I have an overly pedantic write-up of how this works, and I will publish it separately for the Scholars amongst you. I wrote it to learn how it works. It’s a combination of 8th grade algebra, college-level symbolic logic, and caffeine.

Why is this “foreign branch income?”

How do you know that income generated by a foreign disregarded entity doing business abroad is “foreign branch income”? In other words, why am I so sure that the foreign disregarded entity’s income finds a home on Form 8993, line 2f?

“Foreign branch income” means business profits from a Qualified Business Unit in a foreign country. IRC Section 904(d)(2)(J)(i).

So, the question now becomes “is a foreign disregarded entity a Qualified Business Unit?” If yes, and if the Qualified Business Unit is in a foreign country, then its business profits will be “foreign branch income.” And (oh look, what a coincidence!) “foreign branch income” goes on Form 8993, line 2f.

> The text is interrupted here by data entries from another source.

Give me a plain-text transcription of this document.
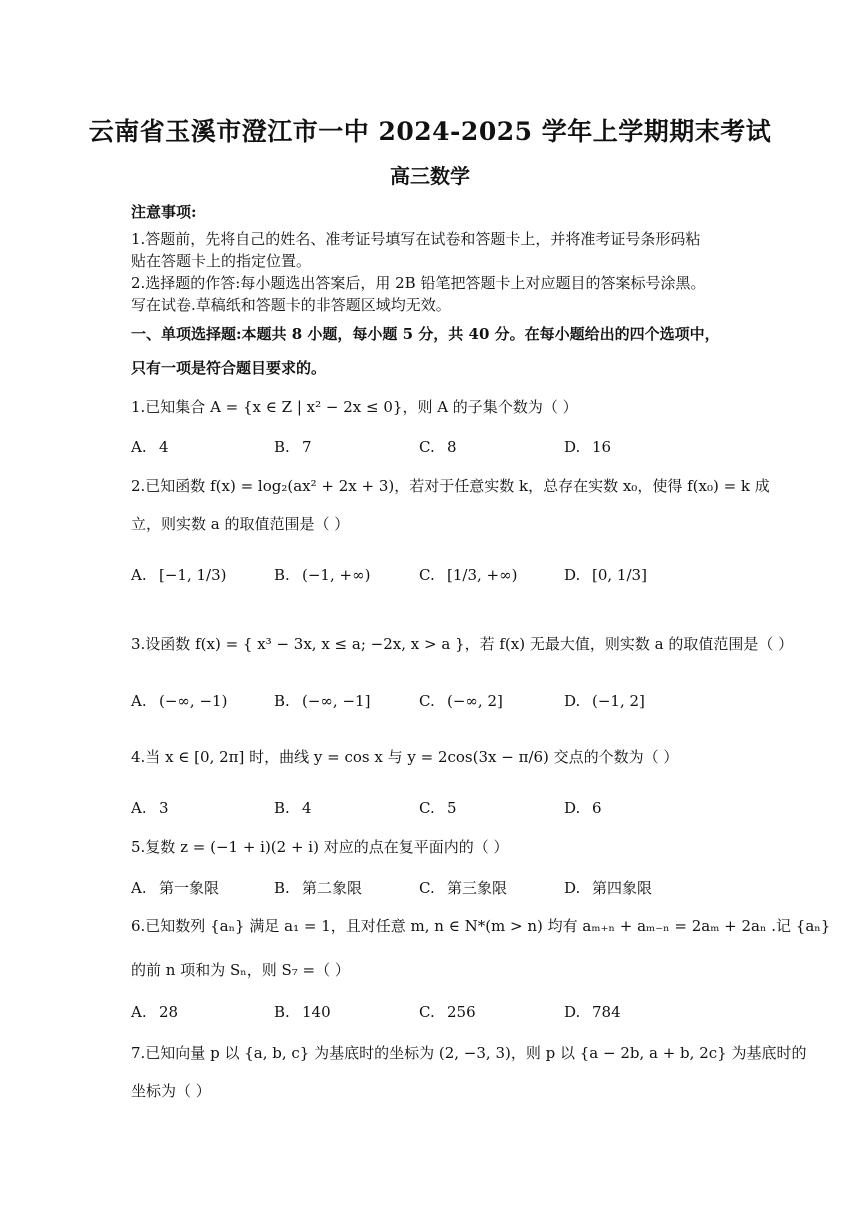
云南省玉溪市澄江市一中 2024-2025 学年上学期期末考试
高三数学
注意事项:
1.答题前，先将自己的姓名、准考证号填写在试卷和答题卡上，并将准考证号条形码粘
贴在答题卡上的指定位置。
2.选择题的作答:每小题选出答案后，用 2B 铅笔把答题卡上对应题目的答案标号涂黑。
写在试卷.草稿纸和答题卡的非答题区域均无效。
一、单项选择题:本题共 8 小题，每小题 5 分，共 40 分。在每小题给出的四个选项中，
只有一项是符合题目要求的。
1.已知集合 A = {x ∈ Z | x² − 2x ≤ 0}，则 A 的子集个数为（ ）
A. 4	B. 7	C. 8	D. 16
2.已知函数 f(x) = log₂(ax² + 2x + 3)，若对于任意实数 k，总存在实数 x₀，使得 f(x₀) = k 成
立，则实数 a 的取值范围是（ ）
A. [−1, 1/3)	B. (−1, +∞)	C. [1/3, +∞)	D. [0, 1/3]
3.设函数 f(x) = { x³ − 3x, x ≤ a; −2x, x > a }，若 f(x) 无最大值，则实数 a 的取值范围是（ ）
A. (−∞, −1)	B. (−∞, −1]	C. (−∞, 2]	D. (−1, 2]
4.当 x ∈ [0, 2π] 时，曲线 y = cos x 与 y = 2cos(3x − π/6) 交点的个数为（ ）
A. 3	B. 4	C. 5	D. 6
5.复数 z = (−1 + i)(2 + i) 对应的点在复平面内的（ ）
A. 第一象限	B. 第二象限	C. 第三象限	D. 第四象限
6.已知数列 {aₙ} 满足 a₁ = 1，且对任意 m, n ∈ N*(m > n) 均有 aₘ₊ₙ + aₘ₋ₙ = 2aₘ + 2aₙ .记 {aₙ}
的前 n 项和为 Sₙ，则 S₇ =（ ）
A. 28	B. 140	C. 256	D. 784
7.已知向量 p 以 {a, b, c} 为基底时的坐标为 (2, −3, 3)，则 p 以 {a − 2b, a + b, 2c} 为基底时的
坐标为（ ）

A Qualified Business Unit needs two things to exist:

  • Activities that constitute a trade or business, and
  • A separate set of books for those activities.

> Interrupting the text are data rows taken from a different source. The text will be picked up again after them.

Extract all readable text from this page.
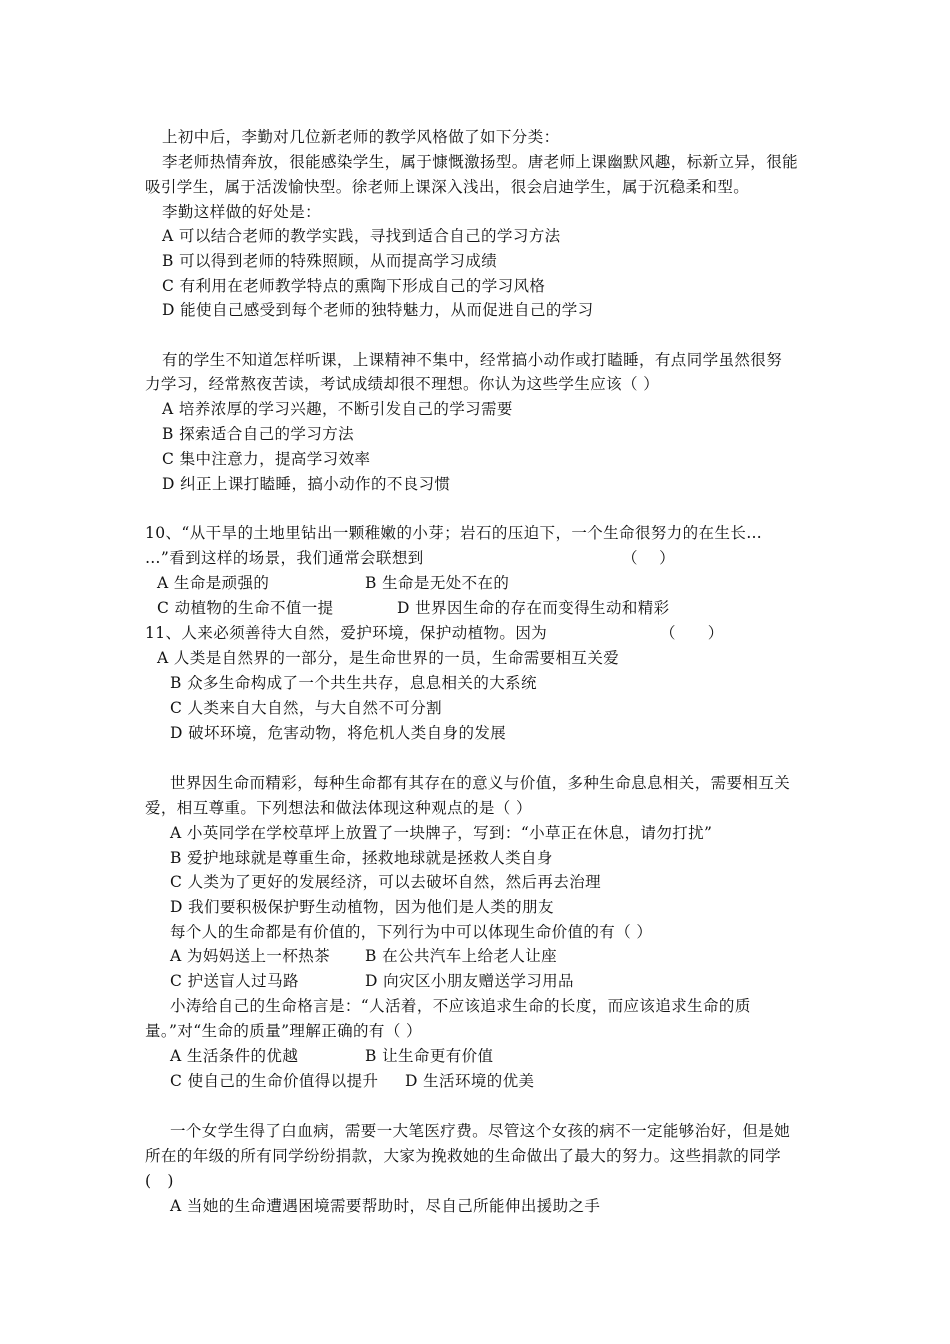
上初中后，李勤对几位新老师的教学风格做了如下分类：
李老师热情奔放，很能感染学生，属于慷慨激扬型。唐老师上课幽默风趣，标新立异，很能
吸引学生，属于活泼愉快型。徐老师上课深入浅出，很会启迪学生，属于沉稳柔和型。
李勤这样做的好处是：
A 可以结合老师的教学实践，寻找到适合自己的学习方法
B 可以得到老师的特殊照顾，从而提高学习成绩
C 有利用在老师教学特点的熏陶下形成自己的学习风格
D 能使自己感受到每个老师的独特魅力，从而促进自己的学习
有的学生不知道怎样听课，上课精神不集中，经常搞小动作或打瞌睡，有点同学虽然很努
力学习，经常熬夜苦读，考试成绩却很不理想。你认为这些学生应该（ ）
A 培养浓厚的学习兴趣，不断引发自己的学习需要
B 探索适合自己的学习方法
C 集中注意力，提高学习效率
D 纠正上课打瞌睡，搞小动作的不良习惯
10、“从干旱的土地里钻出一颗稚嫩的小芽；岩石的压迫下，一个生命很努力的在生长…
…”看到这样的场景，我们通常会联想到	（　 ）
A 生命是顽强的	B 生命是无处不在的
C 动植物的生命不值一提	D 世界因生命的存在而变得生动和精彩
11、人来必须善待大自然，爱护环境，保护动植物。因为	（　　）
A 人类是自然界的一部分，是生命世界的一员，生命需要相互关爱
B 众多生命构成了一个共生共存，息息相关的大系统
C 人类来自大自然，与大自然不可分割
D 破坏环境，危害动物，将危机人类自身的发展
世界因生命而精彩，每种生命都有其存在的意义与价值，多种生命息息相关，需要相互关
爱，相互尊重。下列想法和做法体现这种观点的是（ ）
A 小英同学在学校草坪上放置了一块牌子，写到：“小草正在休息，请勿打扰”
B 爱护地球就是尊重生命，拯救地球就是拯救人类自身
C 人类为了更好的发展经济，可以去破坏自然，然后再去治理
D 我们要积极保护野生动植物，因为他们是人类的朋友
每个人的生命都是有价值的，下列行为中可以体现生命价值的有（ ）
A 为妈妈送上一杯热茶 B 在公共汽车上给老人让座
C 护送盲人过马路	D 向灾区小朋友赠送学习用品
小涛给自己的生命格言是：“人活着，不应该追求生命的长度，而应该追求生命的质
量。”对“生命的质量”理解正确的有（ ）
A 生活条件的优越	B 让生命更有价值
C 使自己的生命价值得以提升 D 生活环境的优美
一个女学生得了白血病，需要一大笔医疗费。尽管这个女孩的病不一定能够治好，但是她
所在的年级的所有同学纷纷捐款，大家为挽救她的生命做出了最大的努力。这些捐款的同学
(　)
A 当她的生命遭遇困境需要帮助时，尽自己所能伸出援助之手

See Regs. §1.989(a)-1(b)(2)(ii).

The foreign disregarded entity will, without question, qualify as a Qualified Business Unit. It has business activities, and it must have a separate set of books from its owner to satisfy the tax reporting obligations in the foreign country.

And the foreign disregarded entity’s income will be “foreign branch income” because the disregarded entity is a Qualified Business Unit generating profits from activities in a foreign country.

Therefore, the foreign disregarded entity’s gross revenue will be excluded from gross revenue on Form 8993, line 2f as “foreign branch income” in computing the domestic corporation’s Gross DEI. IRC Section §250(b)(3)(A)(i)(VI).

The real question: “What business structure should I choose?”

I have just demonstrated that a foreign disregarded entity will pass its income through to its domestic corporation owner; tax will be imposed at 21% with no Section 250 deduction.

When looking at alternatives, let’s just say that the U.S. tax laws are a bit of a shambles—just looking at income tax rates.

Depending on the structure choice (CFC or foreign disregarded entity) and the income type, a dollar of profit from foreign business operations might be taxed at 10.5%, 13.125%, or 21%.

There are, of course, many other structure possibilities.

And it may be possible for you to push and shove reality so that Global Intangible Low-Taxed Income looks like Subpart F income instead. Or vice versa. And don’t forget the high-tax exception.

All I’m saying here is that one of the factors in the structure selection game is the income tax rate. There are other factors, and you have a number of buttons you can push. Personally, I’m a big fan of pushing the foreign tax credit button.